If you really believe in your art, even if you find yourself in your own lane, stay there. There enough people doing the same thing.
If you are visiting Atlanta and looking for a place to kick back and laugh with locals and view some amazing talent, Apache Cafe is just the place for you! Their strong spirits, coffee bar, and entertaining weekly events keep inquisitive lovers of art swinging their door open. However, it is their overwhelming support of local entrepreneurship that builds their large and growing following.
Although there are plenty of engaging events hosted at the cafe, this week I attended their monthly open mic event AWOL (Art WithOut Limitation) and got way more than I bargained for. In my last article, the focus was mainly on painters, drawers, and creators of the physical kind. This week I took a trip to midtown ATL and discovered an open mic in a quaint cafe that held the energy to fill a stadium.
The First Impression
To give a little background, I had heard about the cafe months ago from an acquaintance who sang their praises. Working on becoming the goal driven woman of my dreams, I had been urging myself to make a visit, so when I needed a place to interview live artists I knew that I had to give this place a try.
The first thing that I noticed as I walked into the dimly lit cafe was the art on the walls. I swooned over lively and colorful paintings (which I would later discover were created by local and traveling artists) hanging proudly from Apache’s exposed brick walls. With goosebumps, I scanned an audience sprinkled with young and seasoned patrons alike laughing and conversing as the host of the night Grey assisted the band in their set up.
The host was hilarious and throughout the night I found myself amazed as artist after artist displayed their talent. Pianists to rappers, flutists to poets, everyone was given an opportunity to display the best of themselves. When the performances came to a close, I grabbed my iPhone and interviewed the artists kind enough to spare a moment for me.
My first interview was John William a Morehouse College alum and Atlanta school district band director. John is a flutist that performs hip-hop and r&b music. As he mentions in his interview he found his calling at a young age. Today through dedication and perseverance he has transformed his passion into a facet of not only monetary gain but an avenue to give back to his community through his teaching.
ME: You mentioned on stage that you were featured in the Super Fly soundtrack.
JW: Yes, I was in the first song on the soundtrack entitled “If You Want it” sung by Sleepy Brown and Scar, it was produced by DJ Burn One and DJ Funky.
ME: What was your inspiration to start playing the flute?
JW: I started playing in third grade back in ’93. I did not know what the flute was at first, I wanted to play the trumpet in the beginning but my older brother had started playing it first. The flute was shiny and I wanted to chose the next closest thing. I started and stuck with it.
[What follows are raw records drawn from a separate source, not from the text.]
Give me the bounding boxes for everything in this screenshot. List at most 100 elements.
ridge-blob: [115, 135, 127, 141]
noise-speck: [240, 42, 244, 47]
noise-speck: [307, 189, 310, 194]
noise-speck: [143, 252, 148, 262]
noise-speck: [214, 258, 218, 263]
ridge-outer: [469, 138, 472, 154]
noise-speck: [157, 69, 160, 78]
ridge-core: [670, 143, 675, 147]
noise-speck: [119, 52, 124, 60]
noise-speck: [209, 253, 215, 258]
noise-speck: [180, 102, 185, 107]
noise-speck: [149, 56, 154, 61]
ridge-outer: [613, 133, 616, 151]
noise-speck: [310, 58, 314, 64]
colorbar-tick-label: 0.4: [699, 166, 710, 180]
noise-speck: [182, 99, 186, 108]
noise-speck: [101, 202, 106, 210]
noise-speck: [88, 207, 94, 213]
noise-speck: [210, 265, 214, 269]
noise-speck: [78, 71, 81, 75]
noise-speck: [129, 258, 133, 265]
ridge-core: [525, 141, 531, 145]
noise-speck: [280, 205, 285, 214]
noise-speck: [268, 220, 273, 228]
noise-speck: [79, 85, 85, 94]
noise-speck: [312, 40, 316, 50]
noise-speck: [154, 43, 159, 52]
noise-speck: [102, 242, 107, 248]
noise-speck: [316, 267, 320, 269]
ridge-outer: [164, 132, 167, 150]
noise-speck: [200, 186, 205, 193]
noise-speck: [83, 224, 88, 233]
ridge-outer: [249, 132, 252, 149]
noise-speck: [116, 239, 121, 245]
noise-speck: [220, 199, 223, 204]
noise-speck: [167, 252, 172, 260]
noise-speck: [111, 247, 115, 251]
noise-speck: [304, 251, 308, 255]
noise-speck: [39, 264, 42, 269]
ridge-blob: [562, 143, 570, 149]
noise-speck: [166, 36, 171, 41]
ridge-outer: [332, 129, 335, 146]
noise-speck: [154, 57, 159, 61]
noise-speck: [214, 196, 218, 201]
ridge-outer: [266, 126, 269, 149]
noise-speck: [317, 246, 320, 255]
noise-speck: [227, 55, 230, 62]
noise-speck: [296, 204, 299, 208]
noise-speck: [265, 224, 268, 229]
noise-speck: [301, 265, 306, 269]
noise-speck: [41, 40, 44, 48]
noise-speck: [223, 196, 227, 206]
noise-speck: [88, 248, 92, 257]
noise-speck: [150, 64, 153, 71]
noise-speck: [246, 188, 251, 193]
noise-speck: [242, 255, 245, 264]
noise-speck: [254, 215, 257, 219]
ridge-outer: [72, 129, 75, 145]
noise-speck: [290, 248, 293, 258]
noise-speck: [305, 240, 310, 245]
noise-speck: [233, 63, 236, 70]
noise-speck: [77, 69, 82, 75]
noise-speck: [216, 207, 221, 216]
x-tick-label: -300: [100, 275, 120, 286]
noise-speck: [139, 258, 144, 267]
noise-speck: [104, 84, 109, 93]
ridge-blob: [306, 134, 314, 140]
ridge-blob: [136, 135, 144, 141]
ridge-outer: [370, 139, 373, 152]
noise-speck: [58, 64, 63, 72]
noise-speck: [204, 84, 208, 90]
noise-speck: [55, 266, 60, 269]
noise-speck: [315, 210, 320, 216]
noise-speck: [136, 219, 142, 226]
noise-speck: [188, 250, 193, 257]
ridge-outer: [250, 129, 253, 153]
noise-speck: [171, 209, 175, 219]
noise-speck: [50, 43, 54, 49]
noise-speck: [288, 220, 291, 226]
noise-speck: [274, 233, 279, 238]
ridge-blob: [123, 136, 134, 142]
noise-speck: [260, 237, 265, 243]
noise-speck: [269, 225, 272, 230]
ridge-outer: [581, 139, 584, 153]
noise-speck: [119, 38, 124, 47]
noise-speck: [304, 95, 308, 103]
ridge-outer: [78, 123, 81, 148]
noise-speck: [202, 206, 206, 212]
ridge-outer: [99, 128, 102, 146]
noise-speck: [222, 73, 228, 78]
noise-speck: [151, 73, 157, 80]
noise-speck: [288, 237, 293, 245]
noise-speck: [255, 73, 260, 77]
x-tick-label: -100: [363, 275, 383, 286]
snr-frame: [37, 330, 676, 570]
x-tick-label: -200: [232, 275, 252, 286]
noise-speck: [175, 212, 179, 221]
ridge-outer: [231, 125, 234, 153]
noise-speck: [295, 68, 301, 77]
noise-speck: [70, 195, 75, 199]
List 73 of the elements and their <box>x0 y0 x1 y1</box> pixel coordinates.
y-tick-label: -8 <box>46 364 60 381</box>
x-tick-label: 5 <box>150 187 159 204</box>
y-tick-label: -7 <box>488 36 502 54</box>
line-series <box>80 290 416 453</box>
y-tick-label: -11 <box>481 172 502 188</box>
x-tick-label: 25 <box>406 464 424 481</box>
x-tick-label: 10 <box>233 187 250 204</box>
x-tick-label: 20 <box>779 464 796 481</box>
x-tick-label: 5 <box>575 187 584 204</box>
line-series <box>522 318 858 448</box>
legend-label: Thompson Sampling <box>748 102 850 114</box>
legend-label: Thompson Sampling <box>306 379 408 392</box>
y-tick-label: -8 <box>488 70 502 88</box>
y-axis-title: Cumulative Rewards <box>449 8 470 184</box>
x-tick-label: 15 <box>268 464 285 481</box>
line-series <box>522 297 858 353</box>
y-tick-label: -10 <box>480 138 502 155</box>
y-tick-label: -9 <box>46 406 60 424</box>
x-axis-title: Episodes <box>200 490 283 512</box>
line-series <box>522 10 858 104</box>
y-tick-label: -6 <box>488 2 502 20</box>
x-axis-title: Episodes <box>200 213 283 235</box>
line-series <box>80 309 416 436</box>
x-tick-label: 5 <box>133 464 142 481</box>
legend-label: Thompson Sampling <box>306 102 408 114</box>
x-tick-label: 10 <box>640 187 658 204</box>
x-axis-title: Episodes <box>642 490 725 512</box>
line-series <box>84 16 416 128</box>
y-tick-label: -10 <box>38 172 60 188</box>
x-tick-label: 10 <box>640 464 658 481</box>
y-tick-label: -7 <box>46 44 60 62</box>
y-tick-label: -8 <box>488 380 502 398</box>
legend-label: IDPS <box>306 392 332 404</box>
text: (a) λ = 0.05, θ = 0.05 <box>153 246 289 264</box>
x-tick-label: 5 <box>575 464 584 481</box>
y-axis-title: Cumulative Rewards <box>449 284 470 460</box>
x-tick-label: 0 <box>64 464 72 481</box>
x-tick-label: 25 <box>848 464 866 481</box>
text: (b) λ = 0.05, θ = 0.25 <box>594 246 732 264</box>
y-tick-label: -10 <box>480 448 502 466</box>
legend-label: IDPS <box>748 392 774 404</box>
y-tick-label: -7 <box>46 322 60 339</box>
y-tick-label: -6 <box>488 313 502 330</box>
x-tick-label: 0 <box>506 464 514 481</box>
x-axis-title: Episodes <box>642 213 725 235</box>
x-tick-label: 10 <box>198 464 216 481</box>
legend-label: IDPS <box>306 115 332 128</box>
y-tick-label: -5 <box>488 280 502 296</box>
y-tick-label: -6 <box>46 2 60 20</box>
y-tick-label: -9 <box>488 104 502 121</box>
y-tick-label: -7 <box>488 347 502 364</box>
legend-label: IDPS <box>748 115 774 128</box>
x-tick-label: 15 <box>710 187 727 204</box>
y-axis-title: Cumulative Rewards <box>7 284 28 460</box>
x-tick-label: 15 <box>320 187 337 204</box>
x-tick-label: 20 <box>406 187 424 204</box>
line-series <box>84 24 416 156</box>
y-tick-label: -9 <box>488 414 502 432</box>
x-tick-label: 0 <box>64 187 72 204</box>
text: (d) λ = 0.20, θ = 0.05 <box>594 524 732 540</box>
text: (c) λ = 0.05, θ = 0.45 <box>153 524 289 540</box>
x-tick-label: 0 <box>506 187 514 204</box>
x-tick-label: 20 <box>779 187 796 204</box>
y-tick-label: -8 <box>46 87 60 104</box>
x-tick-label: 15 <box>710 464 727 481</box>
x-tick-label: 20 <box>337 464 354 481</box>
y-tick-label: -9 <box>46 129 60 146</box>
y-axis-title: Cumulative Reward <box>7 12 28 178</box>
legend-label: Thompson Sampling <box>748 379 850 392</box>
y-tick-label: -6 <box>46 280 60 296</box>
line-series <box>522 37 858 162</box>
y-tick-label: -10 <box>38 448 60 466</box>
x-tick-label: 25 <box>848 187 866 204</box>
My parents were not ones to let me quit.
ME: Ok, so you started playing the flute in third grade, did you continue throughout middle school and high school?
JW: Definitely, elementary school, middle school, and high school. I was blessed with the ear, (meaning he can pick up music by just listening.) and I have to thank God for that. I can also read music. I went to Fredrick Douglas Highschool here in Atlanta and I graduated from Morehouse with a degree in music performance with a minor in P – 12 education. Now I’m a teacher here in Atlanta, a band director.
ME: When did you know you wanted to switch from reading and playing what you were learning in class to teaching yourself music?
JW: It comes with the experiences of meeting other people. Meeting them and learning what they liked to listen to. In order to make myself more marketable and advertise myself more, I had to expand my horizons in regards to what I know. Whatever the genre, I like to say that I can dabble in it. My mentor played the flute as well and my ability to play by ear really started in the church. Learning hymns and picking them up by ear.
ME: Do you have any advice for new musicians?
JW: Absolutely, If you really believe in your art, even if you find yourself in your own lane, stay there. There enough people doing the same thing. We’re in an era now where we are looking for something new. So if you are different then appreciate that uniqueness, hold on to it, embrace it and use that to catapult your career to where you want to be.
The AWOL event is hosted at Apache Cafe every third Tuesday of the month and they open their mics for any type of artists to gain clout. For this reason, each artist is reminded to give any form of social media before leaving the stage. Some of the performers are seasoned and well into their craft like John, but some are fairly new. Either way, the amount of support given to each performer is truly outstanding. So if you are a growing artist looking to gain genuine followers or just a lover of art, you’ll know where to find me on the third Tuesday of next month.